第126話 『 隠れた才能 』
……クロウとの修行で最初にしたことは、魔力を使い切ることからであった。
「君達は普段から魔力を使うことに慣れているが、忍術で使うのは魔力ではなく〝氣〟だ」
――〝氣〟。
クロウ曰く、全ての忍術のエネルギーにあたるものらしい。
「だから、まずは魔力を空にしてもらう。魔力があると〝氣〟ではなく魔力に頼ろうとする恐れがあるからな」
忍術と〝氣〟、魔力操作と魔力……この二つの関係は近い。しかし、〝氣〟と魔力の性質には大きな違いがある。
魔力は大気中にある魔素を皮膚や気道から体内へ摂取し、魔力に変換して〝飛脚〟・〝風刃〟・〝魔装脈〟等を発動するのだ。
一方で、〝氣〟は日々食している血肉から摂取・蓄積し、そこから消費することで忍術を発動しているのだ。
……体外のエネルギーを使う魔術と体内のエネルギーを使う忍術、それがこの二つの大きな違いであった。
「はい、もう終わってます」
クロウに言われた通り、私は体内の魔力を空にする。
無論、魔力を空にしても空気中に魔素がある限り本人の意思とは無関係に魔素を吸収してしまうのだが、人より魔素の吸収速度の遅いお陰でしばらく無魔力状態を維持することが出来た。

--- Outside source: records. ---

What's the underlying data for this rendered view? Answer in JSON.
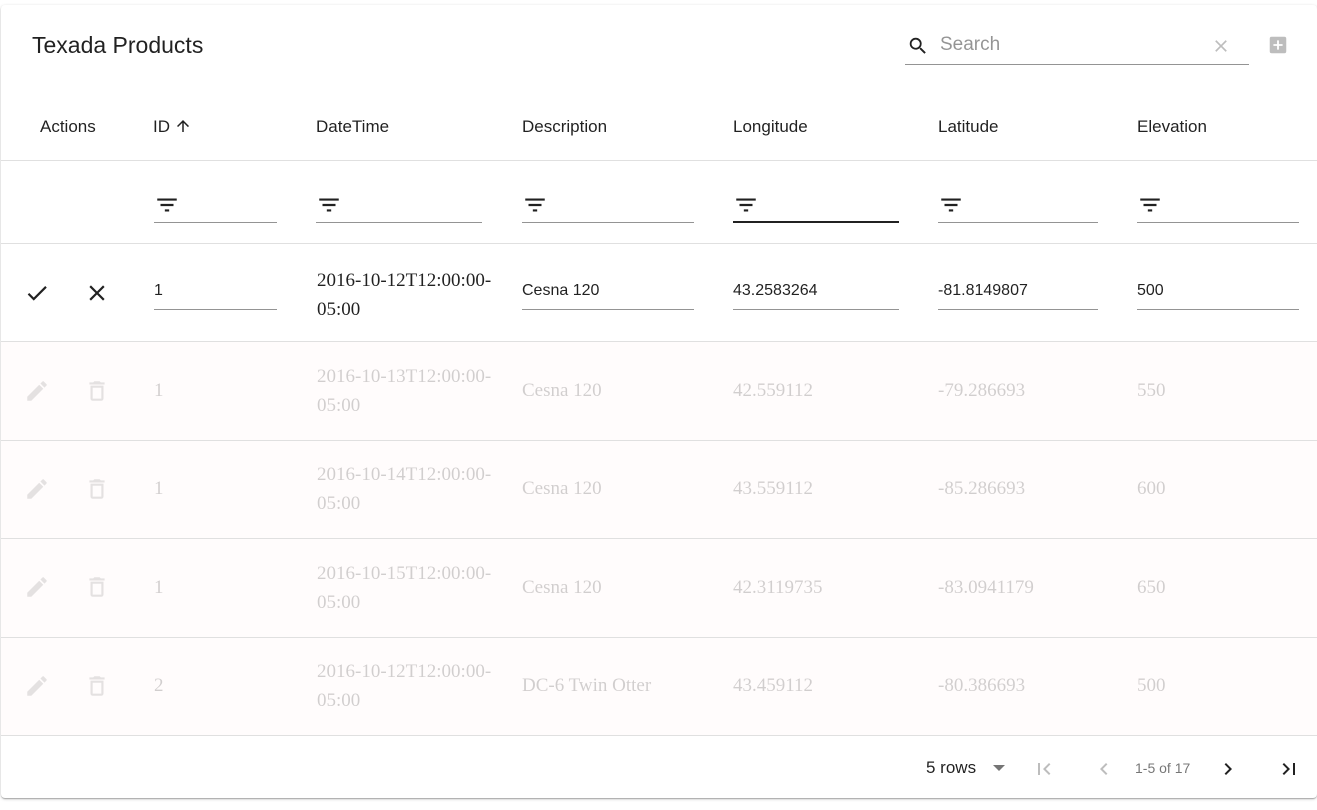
{
  "toolbar": {
    "title": "Texada Products",
    "search_placeholder": "Search",
    "search_value": ""
  },
  "columns": {
    "actions": "Actions",
    "id": "ID",
    "datetime": "DateTime",
    "description": "Description",
    "longitude": "Longitude",
    "latitude": "Latitude",
    "elevation": "Elevation"
  },
  "edit_row": {
    "id": "1",
    "datetime": "2016-10-12T12:00:00-05:00",
    "description": "Cesna 120",
    "longitude": "43.2583264",
    "latitude": "-81.8149807",
    "elevation": "500"
  },
  "rows": [
    {
      "id": "1",
      "datetime": "2016-10-13T12:00:00-05:00",
      "description": "Cesna 120",
      "longitude": "42.559112",
      "latitude": "-79.286693",
      "elevation": "550"
    },
    {
      "id": "1",
      "datetime": "2016-10-14T12:00:00-05:00",
      "description": "Cesna 120",
      "longitude": "43.559112",
      "latitude": "-85.286693",
      "elevation": "600"
    },
    {
      "id": "1",
      "datetime": "2016-10-15T12:00:00-05:00",
      "description": "Cesna 120",
      "longitude": "42.3119735",
      "latitude": "-83.0941179",
      "elevation": "650"
    },
    {
      "id": "2",
      "datetime": "2016-10-12T12:00:00-05:00",
      "description": "DC-6 Twin Otter",
      "longitude": "43.459112",
      "latitude": "-80.386693",
      "elevation": "500"
    }
  ],
  "pagination": {
    "rows_per_page": "5 rows",
    "range": "1-5 of 17"
  }
}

「魔力が回復しない内に修行を始める――まずは体内にある〝氣〟を見つけろ」
「……〝氣〟を見つける?」
……いきなりそんなことを言われてもわかる筈がなかった。
「目を瞑れ」
私は言われた通り目を瞑る。
「二回深呼吸をして、肩の力を抜け」
「……」
……すぅー、ふぅー、すぅー、ふぅー、私は二回深呼吸をする。
「意識を腹に手や足に集中しろ、そこにある〝力〟を見つけろ――それが〝氣〟だ」
「……」
――真っ暗であった。
この世界には私しか居なかった。他には何も無かった。
……潜れ。
もっと深く。
深海のその先へ。
深 心 神 威
――潜れ……!
「……」
もう何も聞こえなかった。
もう何も感じなかった。
「……」
身体が思考と同化する。
体外への知覚を完全に遮断し、知覚を全てを体内へ向ける。
(……掌握)
体内を巡る血液の流れ。
細胞の破壊と再生。
その一つ一つが手に取るように掌握った。
「……」
――揺らぎ。
……手足を巡る〝熱〟を捉える。
それは血液でも酸素でもない、正体不明の〝熱〟であった。
掌 握
……私はゆっくりと閉じた瞼を開く。
「……………………見つけました」
「……えっ、もう見つけたの?」
私の言葉にクロウが疑いの眼差しを向ける。
「テッ、テキトーなことを言ってないのか?」
「言ってません……それでこの後はどうすればいいんですか?」
「それなら次はそれを腹に集めて、練り上げ、十分に練り上げたならば右手に集中させろ」
「了解――……」
クロウは疑惑を隠さずに次の指示をする。
私は再び瞼を閉じ、〝深心神威〟を発動する。
(……〝氣〟を腹に集める)
〝熱〟を帯びた揺らぎは手足から腹部に動かす。〝魔装脈〟を一点に集中させる感覚に近かったので難しくなかった。
(……集めた〝氣〟を練り上げる)
これも魔素を練り上げ、魔力へ変換する感覚に近かったので難しくなかった。
(十分に練り上げた〝氣〟を右手へ――……)
これも簡単だった。
見つけてしまえば魔力操作とほぼ変わらなかった。
「――出来た」
――ゴッッッッッッッッッッ……! 右手が見えない力場に包まれる。
「……マジで」
クロウが冷や汗を垂らす。
「ファントム、〝これ〟どうすればいいですか?」
「あー、取り敢えず滝にでも飛ばしてみろ」
「了解」
私は滝に右手をかざし、凝縮したエネルギーをいっきに開放する。
――轟ッッッッッッッッッッッッッッッッッッ……! 衝撃で滝が弾け飛び、水飛沫が飛散した。
「……」
「……」
「……」
「……クロウ、これは成功でしょうか?」
雨のように降り注ぐ水飛沫が私とクロウを濡らす。
「……………………ほっ」
「……ほ?」
「ほええぇー……」
……クロウは白目を剥いて、訳のわからない声を漏らした。